I’m a beginner with using R and am currently working on a file with multiple columns. I want to focus on one column (labelled text in the csv file) and create a corpus and then change the text in the text column so that it is all in lower case, has punctuation removed etc.
The code below is what I have so far:
# Import text data
ALL_tweets_df <- read.csv("All_tweets.csv", stringsAsFactors = FALSE)
library(tm)
# View the structure of tweets
str(ALL_tweets_df)
# Print out the number of rows in tweets
nrow(ALL_tweets_df)
# Isolate text from tweets: All_tweets
ALL_tweets_df <- ALL_tweets_df$text
#converts the relevant part of your file into a corpus
mycorpus<-Corpus(VectorSource(ALL_tweets_df$text))
# change to lower case, remove stop words, remove punctuation
mycorpus2 = tm_map(mycorpus, tolower)
mycorpus3 = tm_map(mycorpus2, removeWords, stopwords("english"))

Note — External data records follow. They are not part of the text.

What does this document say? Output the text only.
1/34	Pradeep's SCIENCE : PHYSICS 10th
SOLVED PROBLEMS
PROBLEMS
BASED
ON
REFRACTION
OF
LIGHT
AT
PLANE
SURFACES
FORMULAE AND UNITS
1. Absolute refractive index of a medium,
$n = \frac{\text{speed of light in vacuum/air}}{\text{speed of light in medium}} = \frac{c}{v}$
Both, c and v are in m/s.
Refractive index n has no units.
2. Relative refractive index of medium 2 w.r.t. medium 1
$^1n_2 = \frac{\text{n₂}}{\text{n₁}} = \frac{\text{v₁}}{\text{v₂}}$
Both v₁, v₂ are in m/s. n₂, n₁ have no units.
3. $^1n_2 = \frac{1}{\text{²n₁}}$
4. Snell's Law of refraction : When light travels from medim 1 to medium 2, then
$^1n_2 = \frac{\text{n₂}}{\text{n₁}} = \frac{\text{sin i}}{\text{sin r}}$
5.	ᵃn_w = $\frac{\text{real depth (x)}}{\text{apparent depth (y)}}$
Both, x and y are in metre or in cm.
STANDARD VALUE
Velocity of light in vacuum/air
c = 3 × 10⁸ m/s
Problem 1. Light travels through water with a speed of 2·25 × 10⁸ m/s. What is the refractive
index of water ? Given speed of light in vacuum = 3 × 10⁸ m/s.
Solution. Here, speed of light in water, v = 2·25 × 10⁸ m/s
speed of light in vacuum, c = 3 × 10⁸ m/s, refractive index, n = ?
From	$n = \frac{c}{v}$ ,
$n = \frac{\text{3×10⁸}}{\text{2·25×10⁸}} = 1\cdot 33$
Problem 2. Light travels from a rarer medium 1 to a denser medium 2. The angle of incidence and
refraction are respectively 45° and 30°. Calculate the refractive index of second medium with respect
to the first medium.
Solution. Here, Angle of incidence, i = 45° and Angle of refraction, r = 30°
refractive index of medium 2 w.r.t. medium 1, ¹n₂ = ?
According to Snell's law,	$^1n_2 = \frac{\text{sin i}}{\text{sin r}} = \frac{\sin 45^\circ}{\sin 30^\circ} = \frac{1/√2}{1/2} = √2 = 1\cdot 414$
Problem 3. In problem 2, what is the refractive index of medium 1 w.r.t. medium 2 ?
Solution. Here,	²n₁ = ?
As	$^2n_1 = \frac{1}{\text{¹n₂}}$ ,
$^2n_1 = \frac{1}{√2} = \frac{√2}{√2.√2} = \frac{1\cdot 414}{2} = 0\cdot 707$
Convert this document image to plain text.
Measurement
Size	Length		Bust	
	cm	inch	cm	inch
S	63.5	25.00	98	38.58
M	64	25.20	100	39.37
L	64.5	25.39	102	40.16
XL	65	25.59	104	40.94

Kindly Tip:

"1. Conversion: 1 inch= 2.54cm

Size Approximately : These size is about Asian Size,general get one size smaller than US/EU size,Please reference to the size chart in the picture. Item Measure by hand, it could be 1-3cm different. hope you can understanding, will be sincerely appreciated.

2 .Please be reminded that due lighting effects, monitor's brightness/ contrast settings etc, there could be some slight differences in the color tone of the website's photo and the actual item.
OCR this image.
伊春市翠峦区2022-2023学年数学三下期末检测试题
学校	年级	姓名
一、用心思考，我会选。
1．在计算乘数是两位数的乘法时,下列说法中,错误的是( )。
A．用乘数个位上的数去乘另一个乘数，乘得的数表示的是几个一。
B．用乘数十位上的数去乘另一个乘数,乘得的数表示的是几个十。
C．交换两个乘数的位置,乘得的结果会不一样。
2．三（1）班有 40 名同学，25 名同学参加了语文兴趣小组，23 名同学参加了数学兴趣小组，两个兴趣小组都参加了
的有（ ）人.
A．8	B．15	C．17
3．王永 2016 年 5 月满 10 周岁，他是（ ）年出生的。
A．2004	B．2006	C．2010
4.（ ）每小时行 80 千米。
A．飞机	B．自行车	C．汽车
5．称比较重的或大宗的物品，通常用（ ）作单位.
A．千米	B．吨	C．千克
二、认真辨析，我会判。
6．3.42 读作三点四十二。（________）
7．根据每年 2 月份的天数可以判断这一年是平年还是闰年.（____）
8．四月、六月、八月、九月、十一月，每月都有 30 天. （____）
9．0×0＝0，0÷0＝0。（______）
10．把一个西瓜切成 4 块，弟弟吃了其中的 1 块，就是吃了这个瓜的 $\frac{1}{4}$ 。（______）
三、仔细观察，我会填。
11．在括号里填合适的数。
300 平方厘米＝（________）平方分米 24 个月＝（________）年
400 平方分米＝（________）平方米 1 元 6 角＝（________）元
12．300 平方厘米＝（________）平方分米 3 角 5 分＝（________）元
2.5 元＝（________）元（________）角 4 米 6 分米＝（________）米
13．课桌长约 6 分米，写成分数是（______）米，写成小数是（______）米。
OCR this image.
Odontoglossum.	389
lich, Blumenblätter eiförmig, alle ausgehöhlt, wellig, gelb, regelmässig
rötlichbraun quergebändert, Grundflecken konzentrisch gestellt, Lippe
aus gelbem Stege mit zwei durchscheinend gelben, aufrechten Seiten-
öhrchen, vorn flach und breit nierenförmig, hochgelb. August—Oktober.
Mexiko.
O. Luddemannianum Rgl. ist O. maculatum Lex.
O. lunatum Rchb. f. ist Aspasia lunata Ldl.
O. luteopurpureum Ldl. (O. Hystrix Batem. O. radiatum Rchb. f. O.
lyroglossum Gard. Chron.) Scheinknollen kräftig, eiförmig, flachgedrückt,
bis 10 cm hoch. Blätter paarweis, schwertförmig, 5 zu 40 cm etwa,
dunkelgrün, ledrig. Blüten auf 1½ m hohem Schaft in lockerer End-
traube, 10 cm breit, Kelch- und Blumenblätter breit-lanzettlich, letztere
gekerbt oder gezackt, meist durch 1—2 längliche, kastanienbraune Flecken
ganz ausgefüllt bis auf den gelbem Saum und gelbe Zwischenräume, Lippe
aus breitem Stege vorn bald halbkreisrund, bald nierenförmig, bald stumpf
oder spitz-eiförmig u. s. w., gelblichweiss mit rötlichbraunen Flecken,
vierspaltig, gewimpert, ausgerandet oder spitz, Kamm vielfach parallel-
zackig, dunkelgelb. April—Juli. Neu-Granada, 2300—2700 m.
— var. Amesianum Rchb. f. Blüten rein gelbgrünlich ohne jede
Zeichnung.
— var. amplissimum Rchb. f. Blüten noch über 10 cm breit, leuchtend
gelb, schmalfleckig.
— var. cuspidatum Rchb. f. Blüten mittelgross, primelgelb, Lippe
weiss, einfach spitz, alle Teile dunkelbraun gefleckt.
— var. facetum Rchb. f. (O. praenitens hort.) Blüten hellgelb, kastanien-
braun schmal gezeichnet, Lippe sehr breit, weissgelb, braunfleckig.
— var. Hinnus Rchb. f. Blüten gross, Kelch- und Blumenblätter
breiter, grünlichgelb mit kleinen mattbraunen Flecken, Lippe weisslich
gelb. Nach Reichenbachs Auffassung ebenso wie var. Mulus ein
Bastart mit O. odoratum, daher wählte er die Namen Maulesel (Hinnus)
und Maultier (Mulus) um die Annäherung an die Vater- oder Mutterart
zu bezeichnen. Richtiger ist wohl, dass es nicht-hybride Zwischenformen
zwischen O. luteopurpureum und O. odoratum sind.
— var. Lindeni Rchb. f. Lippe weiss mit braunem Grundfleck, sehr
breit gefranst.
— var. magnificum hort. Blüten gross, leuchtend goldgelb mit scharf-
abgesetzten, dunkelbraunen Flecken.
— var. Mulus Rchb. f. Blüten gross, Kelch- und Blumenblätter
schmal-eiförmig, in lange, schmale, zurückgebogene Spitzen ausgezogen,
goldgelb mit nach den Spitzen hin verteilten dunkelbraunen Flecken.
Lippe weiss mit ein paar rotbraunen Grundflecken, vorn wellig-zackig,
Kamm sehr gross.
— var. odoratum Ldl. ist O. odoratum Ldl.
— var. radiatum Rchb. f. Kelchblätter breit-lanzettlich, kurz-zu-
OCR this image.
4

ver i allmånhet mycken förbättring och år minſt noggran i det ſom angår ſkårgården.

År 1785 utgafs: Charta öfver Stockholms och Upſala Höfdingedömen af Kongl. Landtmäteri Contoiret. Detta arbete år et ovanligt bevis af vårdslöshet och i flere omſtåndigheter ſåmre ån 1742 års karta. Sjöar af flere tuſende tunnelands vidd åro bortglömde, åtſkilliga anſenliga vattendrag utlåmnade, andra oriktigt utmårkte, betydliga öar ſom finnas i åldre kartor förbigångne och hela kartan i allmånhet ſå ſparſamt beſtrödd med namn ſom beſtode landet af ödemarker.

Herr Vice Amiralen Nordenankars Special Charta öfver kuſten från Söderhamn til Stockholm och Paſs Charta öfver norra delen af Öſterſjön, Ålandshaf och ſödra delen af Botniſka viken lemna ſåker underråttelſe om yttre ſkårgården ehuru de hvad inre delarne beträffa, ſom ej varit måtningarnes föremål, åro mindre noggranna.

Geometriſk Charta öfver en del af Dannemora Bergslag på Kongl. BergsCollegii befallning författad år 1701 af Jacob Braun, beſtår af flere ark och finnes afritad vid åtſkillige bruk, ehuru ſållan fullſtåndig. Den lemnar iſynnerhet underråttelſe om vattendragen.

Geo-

mycorpus4 = tm_map(mycorpus3, removePunctuation)
I’m going wrong where I try to convert the relevant parts of my file to a corpus because it’s saying I have a list of 0 as the value for mycorpus which can’t be right as there are thousands of tweets under the text column in the csv file. Would anyone know how I could amend this so that it works?
Any help would really be appreciated.